Before serving the poor the Capuchins and their volunteer crew pray the Peace Prayer of St. Francis of Assisi. Photo by Michael Swan

Franciscans court 'Lady Poverty' at St. Francis Table

By 
  • October 5, 2012

TORONTO - On the Feast of St. Francis of Assisi Toronto's Capuchin friars came courting "Lady Poverty" in Parkdale, where they've been courting her the past 25 years.

"Lady Poverty" was how St. Francis, in the courtly language of the 13th century, conceived of life with and among the poor. Today's Franciscan Capuchins serve "Lady Poverty" by dishing up ravioli, salad, chili con carne and bread with coffee and dessert for $2 at St. Francis Table in the heart of Parkdale, in the city's west end.

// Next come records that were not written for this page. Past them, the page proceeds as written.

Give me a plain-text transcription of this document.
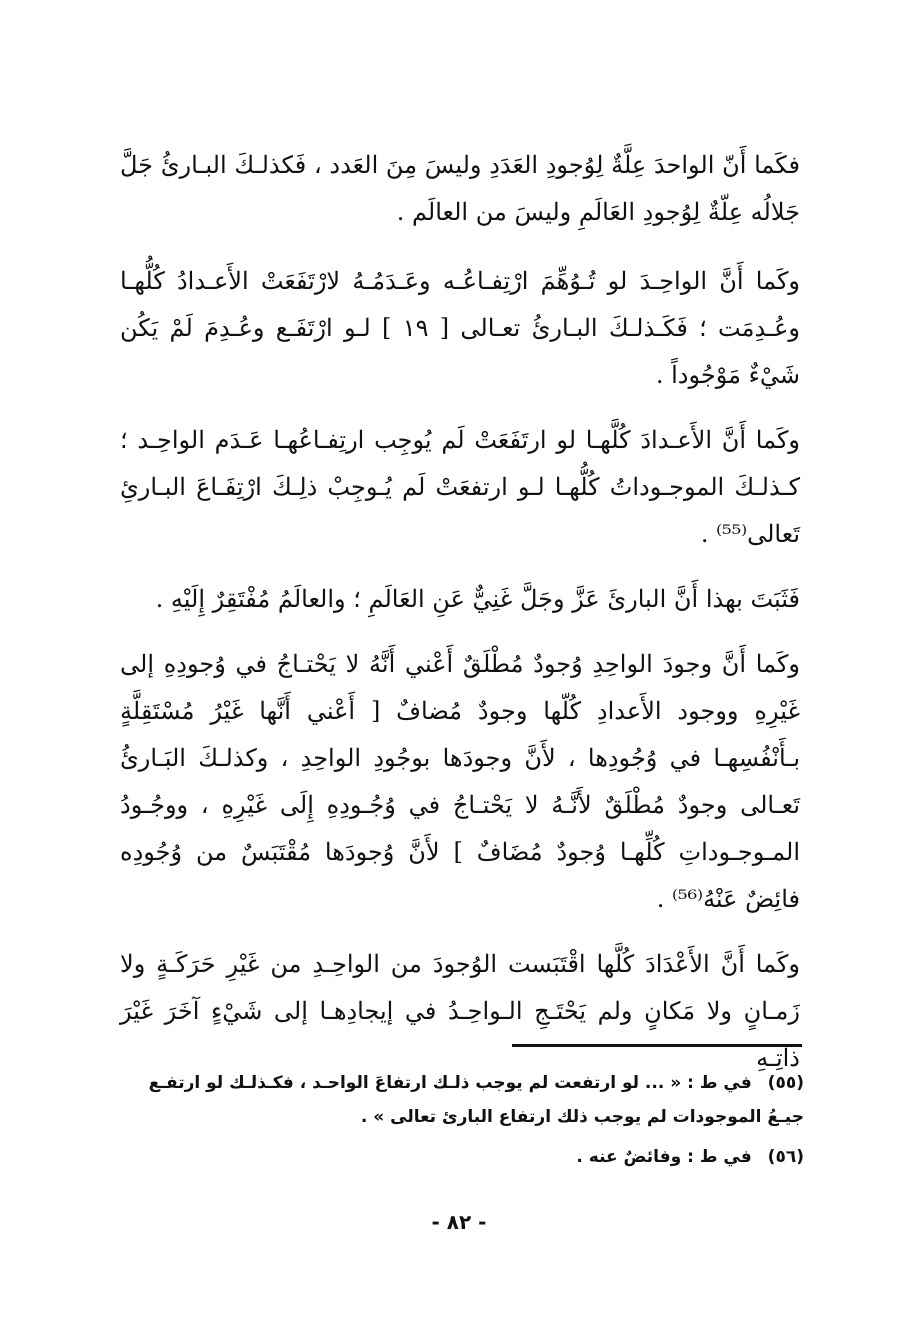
فكَما أَنّ الواحدَ عِلَّةٌ لِوُجودِ العَدَدِ وليسَ مِنَ العَدد ، فَكذلـكَ البـارئُ جَلَّ جَلالُه عِلّةٌ لِوُجودِ العَالَمِ وليسَ من العالَم .

وكَما أَنَّ الواحِـدَ لو تُـوُهِّمَ ارْتِفـاعُـه وعَـدَمُـهُ لارْتَفَعَتْ الأَعـدادُ كُلُّهـا وعُـدِمَت ؛ فَكَـذلـكَ البـارئُ تعـالى [ ١٩ ] لـو ارْتَفَـع وعُـدِمَ لَمْ يَكُن شَيْءٌ مَوْجُوداً .

وكَما أَنَّ الأَعـدادَ كُلَّهـا لو ارتَفَعَتْ لَم يُوجِب ارتِفـاعُهـا عَـدَم الواحِـد ؛ كـذلـكَ الموجـوداتُ كُلُّهـا لـو ارتفعَتْ لَم يُـوجِبْ ذلِـكَ ارْتِفَـاعَ البـارئِ تَعالى⁽⁵⁵⁾ .

فَثَبَتَ بهذا أَنَّ البارئَ عَزَّ وجَلَّ غَنِيٌّ عَنِ العَالَمِ ؛ والعالَمُ مُفْتَقِرٌ إِلَيْهِ .

وكَما أَنَّ وجودَ الواحِدِ وُجودٌ مُطْلَقٌ أَعْني أَنَّهُ لا يَحْتـاجُ في وُجودِهِ إلى غَيْرِهِ ووجود الأَعدادِ كُلّها وجودٌ مُضافٌ [ أَعْني أَنَّها غَيْرُ مُسْتَقِلَّةٍ بـأَنْفُسِهـا في وُجُودِها ، لأَنَّ وجودَها بوجُودِ الواحِدِ ، وكذلـكَ البَـارئُ تَعـالى وجودٌ مُطْلَقٌ لأَنَّـهُ لا يَحْتـاجُ في وُجُـودِهِ إِلَى غَيْرِهِ ، ووجُـودُ المـوجـوداتِ كُلِّهـا وُجودٌ مُضَافٌ ] لأَنَّ وُجودَها مُقْتَبَسٌ من وُجُودِه فائِضٌ عَنْهُ⁽⁵⁶⁾ .

وكَما أَنَّ الأَعْدَادَ كُلَّها اقْتَبَست الوُجودَ من الواحِـدِ من غَيْرِ حَرَكَـةٍ ولا زَمـانٍ ولا مَكانٍ ولم يَحْتَـجِ الـواحِـدُ في إيجادِهـا إلى شَيْءٍ آخَرَ غَيْرَ ذاتِـهِ

(٥٥) في ط : « ... لو ارتفعت لم يوجب ذلـك ارتفاعَ الواحـد ، فكـذلـك لو ارتفـع جيـعُ الموجودات لم يوجب ذلك ارتفاع البارئ تعالى » .

(٥٦) في ط : وفائضٌ عنه .

- ٨٢ -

There were seven local Capuchins at St. Francis Table serving lunch on Oct. 4. They were there to share a Franciscan feast with the poor and to honour the 25th anniversary of the Franciscan restaurant.

Since it opened Christmas 1987 there's never been much doubt about the Franciscan and Christian foundations of St. Francis' Table, said provincial superior Fr. David Connolly. But "the neighbourhood is changing," he said.

It had always been the Franciscans' intention to hand St. Francis' Table off to lay people with the drive and the ability to sustain the work. That would free up the religious order to launch new ventures.

Watching new condo towers encroach and local businesses replaced with chi-chi restaurants, Connolly thinks that day may be coming soon.

"We would certainly consider moving where the poor move... when the time comes," he said.

In the meantime, St. Francis' Table is having no trouble filling the dining room with people who need a good meal, good company and some encouragement.

Robert Tait has been coming to St. Francis Table the last six months and describes it as "a good place to be."

"It grounds me. It helps me to stay strong in my faith," he said.

St. Francis' Table also has an important ministry to thousands of young volunteers, said Grade 10 religion teacher Mark Henry. On the Feast of St. Francis, Henry brought nine of his Our Lady of the Lake students from Keswick, Ont., to get a more realistic picture of poverty.

"It opens their eyes," he said.

Noting a couple with a child in a stroller who had come for lunch, Henry said he hoped his students understood that the poor are not so different from their own middle-class families.

"It's not the cliché thing. None of us are that far away from poverty," he said.